LaVista Bill, mounted Customs inspector and terror of Southwest Border contrabandistas, takes a bead on an armed “Rumrunner” with his trusty Colt New Service Target model in .45 Colt.



The Colt New Service was introduced in 1898 and was Colt’s largest DA revolver until production ceased in 1944.  It was a favorite of target shooters and lawmen and could be had in calibers ranging from .38 Long to .476 Eley.



In the photo is Patrol Inspector Charlie Askins, who was the first Border Patrol firearms instructor in the mid-1930’s.  He favored the New Service and carried custom adjustable sighted models in both .44-40 and .45 Colt.

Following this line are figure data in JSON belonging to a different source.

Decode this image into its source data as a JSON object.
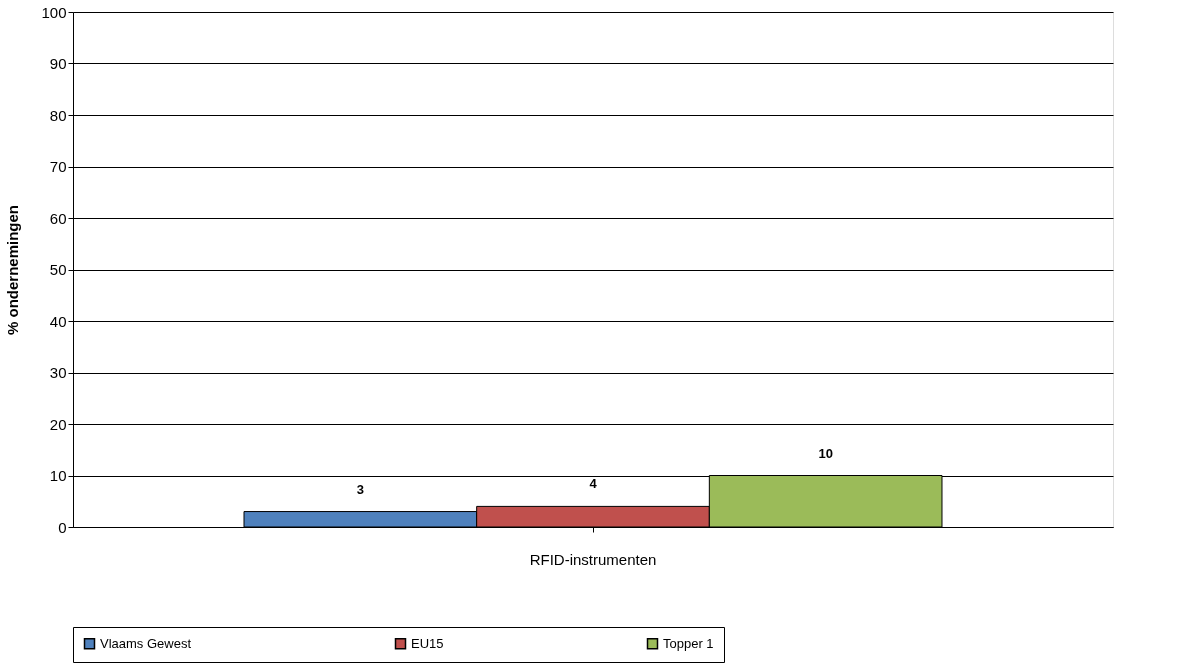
{
  "chart_data": {
    "type": "bar",
    "ylabel": "% ondernemingen",
    "categories": [
      "RFID-instrumenten"
    ],
    "series": [
      {
        "name": "Vlaams Gewest",
        "color": "#4f81bd",
        "values": [
          3
        ]
      },
      {
        "name": "EU15",
        "color": "#c0504d",
        "values": [
          4
        ]
      },
      {
        "name": "Topper 1",
        "color": "#9bbb59",
        "values": [
          10
        ]
      }
    ],
    "ylim": [
      0,
      100
    ],
    "yticks": [
      0,
      10,
      20,
      30,
      40,
      50,
      60,
      70,
      80,
      90,
      100
    ],
    "grid": "y",
    "legend": "bottom",
    "data_labels": true
  }
}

The adjustable rear sight on the Target model was low profile and it and the top strap were sandblasted to reduce glare.  The sight could be adjusted for windage only and graduation marks were cut into the top strap to help in lining up the sight properly.



Shown in a leather rig from El Paso Saddlery, the New Service was a favorite of the U.S. Border Patrol and Customs officers.  On the holster are replicas of the 1st USBP badge and an early Customs Mounted Inspector badge.



Test shooting was done from the bench on a sandbag at 25 yards.  The author used Winchester Cowboy loads to try out the New Service Target and they proved to be very accurate and pleasant to shoot.



Here you can see the 5-shot groups fired from the bench, single-action.  The group on the lower left measured just over an inch and the rest ran 2-3 inches; the gun was definitely more capable than the shooter!